We look back at the major events in the buildup of the UK’s testing regime, what was promised and what has happened since.

March: ‘Gamechanger’

The health and social care secretary, Matt Hancock, insists the government is “rolling out a big expansion of testing” but declines to give a specific timetable.

Boris Johnson announces the ambition of carrying out 25,000 tests a day and says mass testing will be a gamechanger. Hancock repeats that general testing will be ramped up, but does so without a timeframe for deployment.

Johnson says the UK is aiming to go “up from 5,000 to 10,000 tests per day, to 25,000, hopefully very soon up to 250,000 per day”.

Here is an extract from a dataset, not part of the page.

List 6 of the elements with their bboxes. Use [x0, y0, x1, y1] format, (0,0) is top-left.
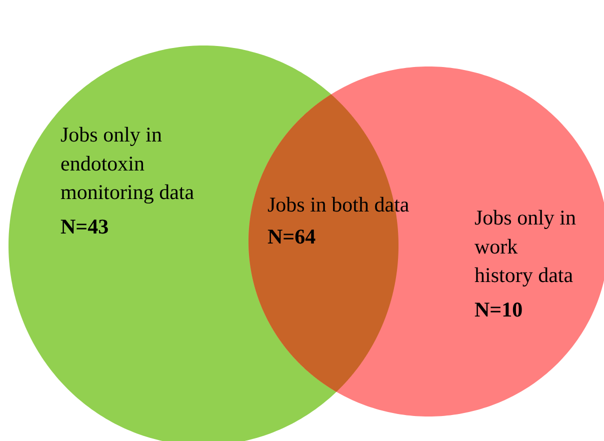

By 31 March, only 8,240 tests had been performed.

April: ‘100,000 tests a day’

On 1 April, Downing Street admits that only 2,000 out of 500,000 (or 0.4% of) frontline NHS workers have been tested.

Testing passes 10,000 a day for the first time and Matt Hancock pledges 100,000 tests a day by the end of the month.

Hancock announces the new NHS app for contact tracing.

None of the 3.5m tests bought by the government – and announced on 24 March – have been found to work so far.

Hancock says the prime minister’s 25 March commitment to get to 250,000 tests a day “still stands”, but that he wants to “put a very clear timeline” on the goal to get to 100,000 by the end of the month.

May: ‘World-beating’

Hancock says the government has met its target to “carry out” 100,000 tests a day by the end of April, after conducting 122,347 tests on 30 April. But recent changes to how tests are being counted mean that newer home-testing kits and kits sent to “satellite testing locations” have been counted as they are dispatched.

Johnson promises a “world-beating” test-and-trace system will be up and running by 1 June.

NHS test and trace officially launches across England, but the accompanying app is delayed by several more weeks.

June

Data reveals that a third of people who tested positive for Covid-19 either couldn’t be traced by the £10bn test-and-trace programme in its first week of operation or failed to provide details of their contacts.

The government is forced to abandon its own app, after spending three months and millions of pounds on technology that experts had repeatedly warned would not work.

August

There are growing concerns about Serco’s role in test and trace amid reports of contact tracers “sitting around doing nothing” and being “paid to watch Netflix”. Serco had been directly awarded a contact-tracing contract worth £108m. Labour says the service is nowhere near world-beating and can’t tackle local outbreaks.

September: ‘Operation Moonshot’

Project “Operation Moonshot”, a rapid at-home mass testing programme, is intended to deliver 10m tests a day, and could cost £100bn.

The £10n test-and-trace system is condemned as “barely functional”, with demand up to four times its capacity and 90% of tests failing to hit the 24-hour turnaround target.

October

Contact tracing in England falls to a new low, with fewer than 60% of contacts being reached. Waiting times for test results soar to almost double the target at nearly 48 hours. One expert says the system is “struggling to make any difference” to the epidemic.

January

After months of questions over why border testing and quarantine policy is significantly more lax than other countries, the transport secretary, Grant Shapps, announces that travellers to England will be required to have a negative coronavirus test and will still need to quarantine for 10 days.

The next day, the government says the new rule will come into force on Monday at 4am instead of Friday as planned, to soften the impact on businesses and give them more time to prepare. In reality, it is because the Department for Transport failed to update its guidance in time.

Plans to deploy daily coronavirus tests in schools across England are thrown into disarray after the UK regulator refuses to formally approve the programme.